Traduzido por Julio Batista
Original de Andrew Curry para a Science
Cerca de 3.000 anos atrás, milhares de guerreiros lutaram nas margens do rio Tollense, no norte da Alemanha. Eles empunhavam armas de madeira, pedra e bronze com resultados mortais: na última década, arqueólogos desenterraram os restos mortais de centenas de pessoas enterradas em solo pantanoso. É um dos maiores conflitos pré-históricos já descobertos.
Agora, testes genéticos dos esqueletos revelam a terra natal dos guerreiros – e revela um choque sobre as primeiras dietas europeias: esses soldados não conseguiam digerir leite fresco.
Procurando mais informações sobre a batalha, os pesquisadores sequenciaram o DNA de 14 dos esqueletos. Eles descobriram que os guerreiros eram todos vindos da Europa central – o que hoje é a Alemanha, a Polônia e a República Tcheca. Infelizmente, sua semelhança genética oferece poucas informações sobre por que eles lutaram.
“Estávamos esperando encontrar dois grupos diferentes de pessoas com diferentes origens étnicas, mas não”, disse o coautor do estudo Joachim Burger, geneticista da Universidade Johannes Gutenberg de Mainz. “Foi decepcionantemente chato.”

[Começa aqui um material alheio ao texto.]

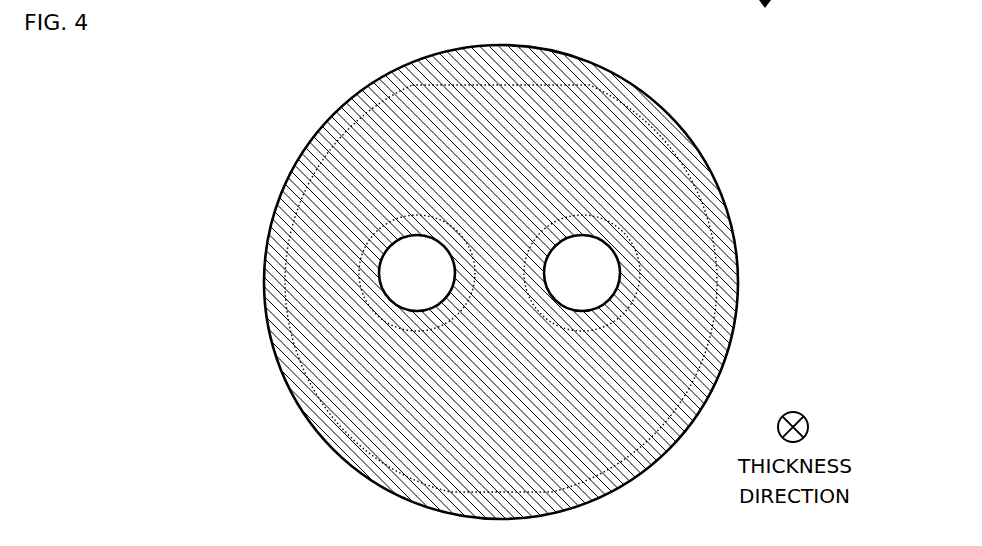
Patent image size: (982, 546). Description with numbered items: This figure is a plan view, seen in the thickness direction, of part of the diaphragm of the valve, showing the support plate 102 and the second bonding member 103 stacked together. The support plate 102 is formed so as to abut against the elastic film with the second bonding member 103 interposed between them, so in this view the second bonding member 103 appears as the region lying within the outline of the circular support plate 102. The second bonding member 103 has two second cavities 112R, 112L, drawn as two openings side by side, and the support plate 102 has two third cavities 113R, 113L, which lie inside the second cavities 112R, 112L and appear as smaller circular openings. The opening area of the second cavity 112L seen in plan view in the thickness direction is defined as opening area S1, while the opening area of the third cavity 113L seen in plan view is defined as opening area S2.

The support plate 102 is at (720, 183).
The second bonding member 103 is at (642, 115).
The second cavity 112L is at (360, 270).
The second cavity 112R is at (640, 277).
The third cavity 113L is at (380, 262).
The third cavity 113R is at (619, 260).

No entanto, dois dos 14 esqueletos eram de mulheres, sugerindo um cenário mais complexo do que os arqueólogos haviam reconstruído.

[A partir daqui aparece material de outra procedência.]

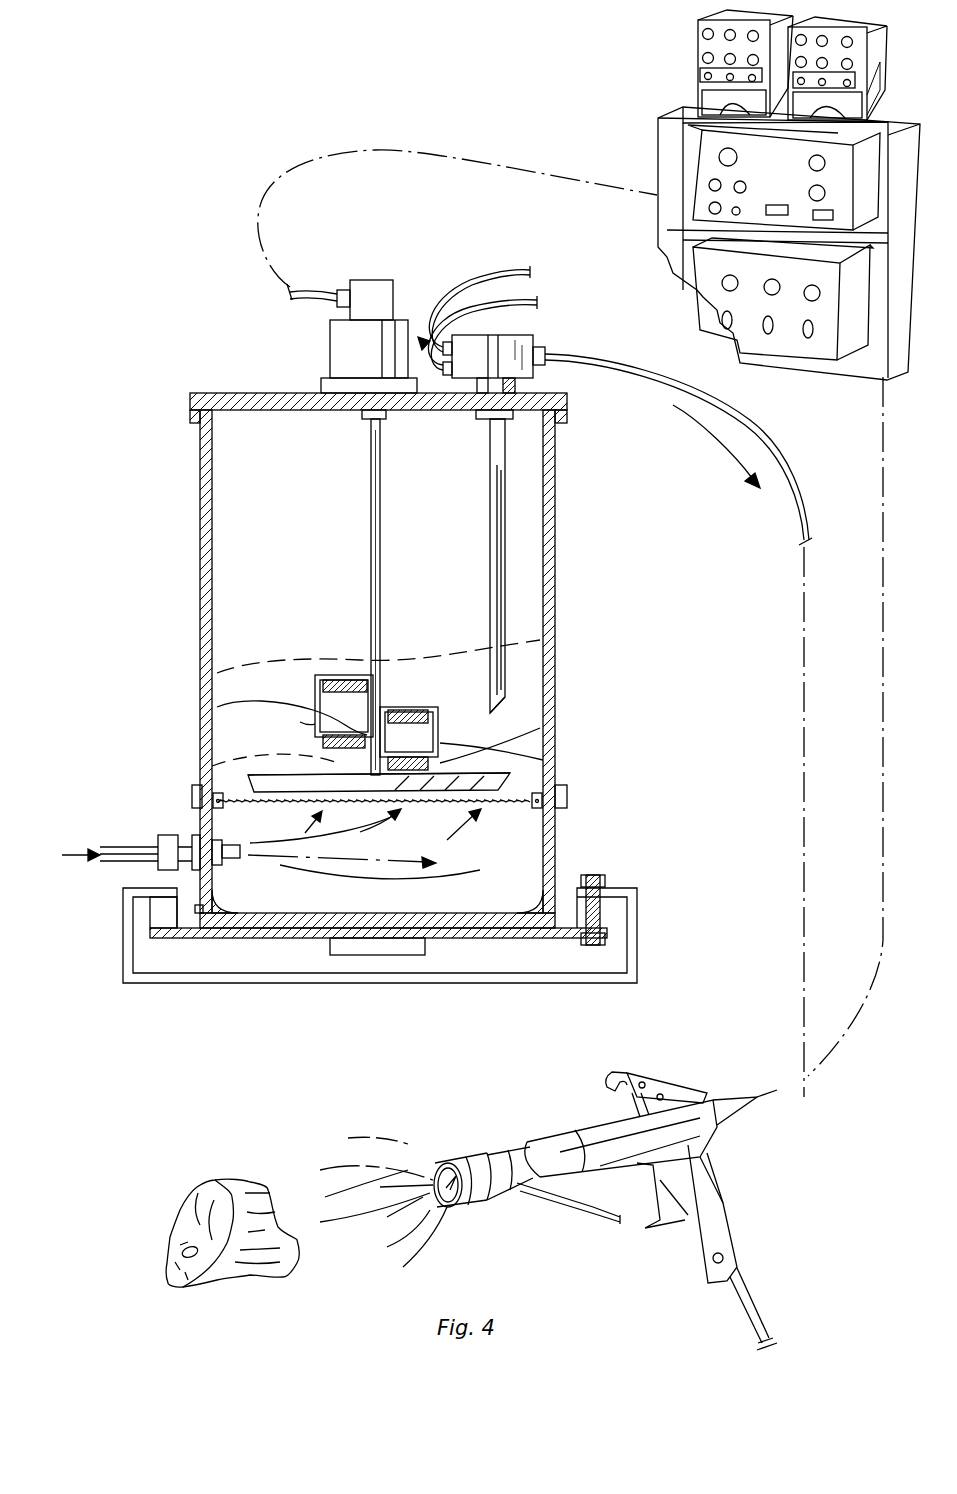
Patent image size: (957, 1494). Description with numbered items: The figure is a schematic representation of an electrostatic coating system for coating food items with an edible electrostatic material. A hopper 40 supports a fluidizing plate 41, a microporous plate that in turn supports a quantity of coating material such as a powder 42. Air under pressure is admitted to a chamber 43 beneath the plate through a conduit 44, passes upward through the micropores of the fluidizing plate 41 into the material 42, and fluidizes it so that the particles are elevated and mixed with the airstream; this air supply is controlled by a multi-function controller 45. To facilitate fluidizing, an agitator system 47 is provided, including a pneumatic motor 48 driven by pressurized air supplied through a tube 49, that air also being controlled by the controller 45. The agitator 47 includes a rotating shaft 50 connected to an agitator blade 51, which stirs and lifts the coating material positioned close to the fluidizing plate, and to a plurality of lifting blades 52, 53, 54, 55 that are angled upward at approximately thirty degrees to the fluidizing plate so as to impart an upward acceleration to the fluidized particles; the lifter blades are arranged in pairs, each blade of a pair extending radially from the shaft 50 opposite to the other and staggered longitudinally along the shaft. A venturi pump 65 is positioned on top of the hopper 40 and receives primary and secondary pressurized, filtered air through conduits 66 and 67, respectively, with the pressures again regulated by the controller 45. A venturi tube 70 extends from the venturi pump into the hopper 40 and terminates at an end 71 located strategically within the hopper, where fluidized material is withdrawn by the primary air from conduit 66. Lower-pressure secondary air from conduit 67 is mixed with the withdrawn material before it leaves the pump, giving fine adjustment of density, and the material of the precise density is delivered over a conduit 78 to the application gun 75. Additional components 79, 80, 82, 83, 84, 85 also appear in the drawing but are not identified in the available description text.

The hopper 40 is at (555, 565).
The fluidizing plate 41 is at (520, 805).
The powder 42 is at (533, 773).
The chamber 43 is at (502, 867).
The conduit 44 is at (133, 838).
The multi-function controller 45 is at (663, 138).
The agitator system 47 is at (320, 355).
The pneumatic motor 48 is at (363, 330).
The tube 49 is at (300, 292).
The rotating shaft 50 is at (380, 572).
The agitator blade 51 is at (262, 775).
The lifting blade 52 is at (333, 675).
The lifting blade 53 is at (410, 707).
The lifting blade 54 is at (300, 722).
The lifting blade 55 is at (540, 728).
The venturi pump 65 is at (523, 340).
The conduit 66 is at (527, 295).
The conduit 67 is at (498, 272).
The venturi tube 70 is at (500, 516).
The end of venturi tube 71 is at (500, 710).
The spray gun 75 is at (705, 1095).
The conduit 78 is at (780, 462).
The cable 79 is at (882, 690).
The meat product 80 is at (250, 1180).
The frame 82 is at (635, 930).
The plate 83 is at (495, 938).
The mount 84 is at (592, 907).
The load cell block 85 is at (352, 950).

O estudo, publicado na revista Cell Biology, também trouxe uma surpresa diferente. Nenhum dos guerreiros tinha a mutação genética que permite aos adultos digerir o leite, uma habilidade conhecida como persistência da lactase que é comum em muitos europeus
Outros estudos mostraram que a persistência da lactase era comum em partes da Alemanha por volta de 500 d.C., e disseminada por toda a região por volta de 1000 d.C.. Portanto, o gene deve ter se espalhado antes dessa época, mas após a batalha apenas 2.000 anos antes. Isso significa que, em cerca de 100 gerações, a mutação penetrou em populações de toda a Europa. “Essa é a seleção mais forte encontrada no genoma humano”, disse Burger.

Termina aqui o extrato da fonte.